Once racing started back up in 2021 and re-classified to a C4 after discovering nerve damage in 2019, Bosco went on to compete at the U.S. Paralympics Cycling Open in April 2021 in Huntsville, Alabama and then at the UCI Para-cycling Road World Cup in Ostend, Belgium, where she won both the women's C4 time trial and the 70-km road race. That year, Bosco was nominated for the Best Female Athlete with a Disability ESPY Award and named to the Team USA roster for the 2020 Paralympic Games in Tokyo. Days later, Bosco suffered an injury that kept her from being able to compete at the Games.

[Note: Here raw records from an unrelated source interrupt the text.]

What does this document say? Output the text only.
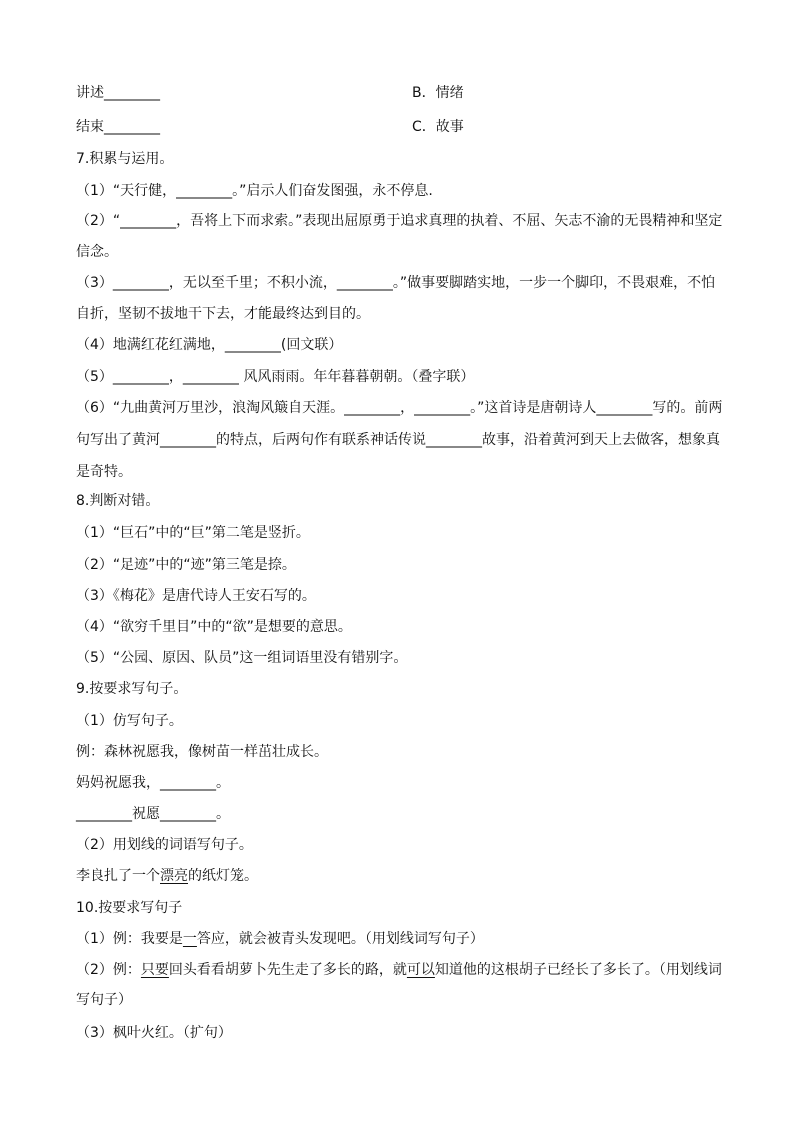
讲述________	B．情绪
结束________	C．故事
7.积累与运用。
（1）“天行健，________。”启示人们奋发图强，永不停息.
（2）“________，吾将上下而求索。”表现出屈原勇于追求真理的执着、不屈、矢志不渝的无畏精神和坚定信念。
（3）________，无以至千里；不积小流，________。”做事要脚踏实地，一步一个脚印，不畏艰难，不怕自折，坚韧不拔地干下去，才能最终达到目的。
（4）地满红花红满地，________(回文联）
（5）________，________ 风风雨雨。年年暮暮朝朝。（叠字联）
（6）“九曲黄河万里沙，浪淘风簸自天涯。________，________。”这首诗是唐朝诗人________写的。前两句写出了黄河________的特点，后两句作有联系神话传说________故事，沿着黄河到天上去做客，想象真是奇特。
8.判断对错。
（1）“巨石”中的“巨”第二笔是竖折。
（2）“足迹”中的“迹”第三笔是捺。
（3）《梅花》是唐代诗人王安石写的。
（4）“欲穷千里目”中的“欲”是想要的意思。
（5）“公园、原因、队员”这一组词语里没有错别字。
9.按要求写句子。
（1）仿写句子。
例：森林祝愿我，像树苗一样茁壮成长。
妈妈祝愿我，________。
________祝愿________。
（2）用划线的词语写句子。
李良扎了一个漂亮的纸灯笼。
10.按要求写句子
（1）例：我要是一答应，就会被青头发现吧。（用划线词写句子）
（2）例：只要回头看看胡萝卜先生走了多长的路，就可以知道他的这根胡子已经长了多长了。（用划线词写句子）
（3）枫叶火红。（扩句）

Shifting her focus towards making the 2024 Paralympic Games and utilizing the time at home, Bosco came back to the 2022 season strong and has gone on to win both the time trial and road race at the 2022 U.S. Paralympics Cycling Open, UCI Para-Cycling Road World Cup in Belgium, UCI Para-Cycling Road World Cup in Germany, and the USA Cycling Para-cycling Road National Championships.